El hambre en la Colombia actual

Apolinar Díaz–Callejas

Denuncias en los medios de comunicación y el trabajo de investigación de organizaciones internacionales gubernamentales que operan en el país, al fin han tenido eco en la población colombiana que ha constatado la verdad de la situación social de esclavitud que soportan desde hace siglos las poblaciones negras e indígenas de la república. Todo ello ha saltado de manera aguda en estos momentos del siglo XXI, al quedar al desnudo la realidad de las condiciones de miseria y esclavitud real en que viven miles de colombianos. El gobierno del presidente Alvaro Uribe Vélez se ha vuelto un verdadero especialista en la manipulación de las informaciones sobre la verdad de la crisis social y humanitaria que siguen soportando miles de colombianos de raza afroamericana e indígena y de mestizos. Nuestro gobierno actual practica con reconocida eficacia la política de ocultar la realidad, envolviendo a la nación con el ruido espantoso y mentiroso de la propaganda oficial, que se ha empeñado en ocultar la real realidad de nuestra sociedad en cuanto a la sobrevivencia y expansión de la miseria y formas esclavistas que soporta gran parte de la población nacional.

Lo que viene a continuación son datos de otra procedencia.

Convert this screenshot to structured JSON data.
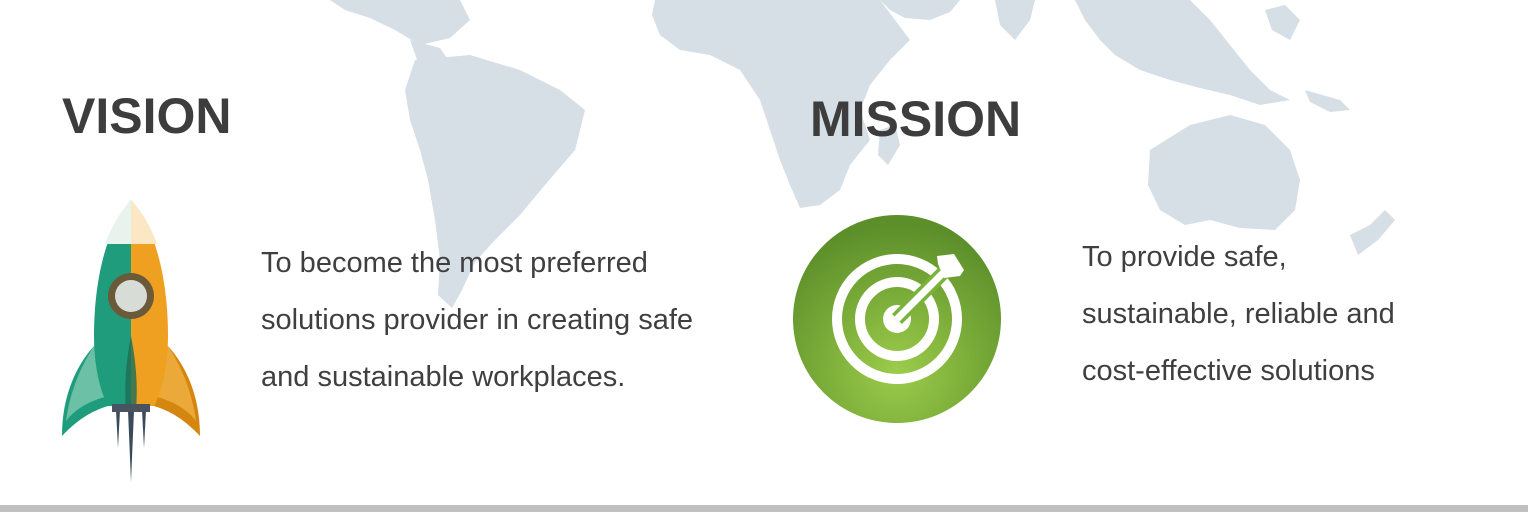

Al destaparse la verdad de las agresiones gubernamentales y de grupos armados del paramilitarismo contra los sectores más pobres de nuestra población, particularmente en el departamento del Chocó y regiones del Pacífico pertenecientes al Valle del Cauca y Nariño, amplios sectores de la Costa Caribe colombiana y en zonas indígenas que sobreviven a los largo y ancho de la república, quedaron al descubierto las mentiras sobre la real situación social de esos sectores de colombianos que se han venido muriendo de hambre ante la indiferencia e ineficacia de la acción gubernamental. Cuando fue publicada la información de la muerte por hambre de 49 niños de la región del Chocó, el gobierno salta a negar los hechos diciendo que sólo habían muerto cuatro niños como si la cantidad de las víctimas fuera un hecho sin importancia. La realidad fue, conforme al testimonio de sacerdotes católicos que han sido centenares de niños las víctimas del hambre, como ocurre en las zonas más atrasadas de Africa, que apenas recientemente han logrado la independencia política nacional. El Universal de Sincelejo del 26 de marzo, denunció la muerte de 20 niños indígenas de la etnia yukpas de la Serranía del Perijá. Los ministros de Agricultura y de otras ramas saltaron a negar los hechos. Periódicos de estirpe gobiernista como El Tiempo, único diario de carácter nacional que queda en Colombia. Tuvieron que comenzar a publicar la verdad, informando que la esperanza de vida al nacer en el Chocó es de 65,1 años los hombres y 71,2 años las mujeres, al tiempo que en el país es para los hombres de 70,34 años y para las mujeres de 76,27. Informa que el número de madres que fallecen por cada 100.000 nacidos vivos es de 429,2 en el Chocó y de 79 en Colombia. Que por cada mil nacidos vivos, en el Chocó mueren 17,04 cuando en el resto del país son 7,4. Que el número de niños que mueren antes de cumplir un año por cada mil nacidos vivos es en el Chocó de 98,25 entre los hombres y 80,01 en las mujeres, cuando en el resto del país son para los hombres 27,53 y para las mujeres 20,42. Que por cada 100.000 habitantes mueren en el Chocó 138,3 niños cuando en el país sólo 69,7 y que por cada 100.000 habitantes mueren por enfermedad 17,4 recién nacidos cuando en el resto del país son 7,4. Estas cifras son validas para la población indígena.

Esa es la realidad que ha tratado de ocultar y esconder el gobierno Uribe Vélez.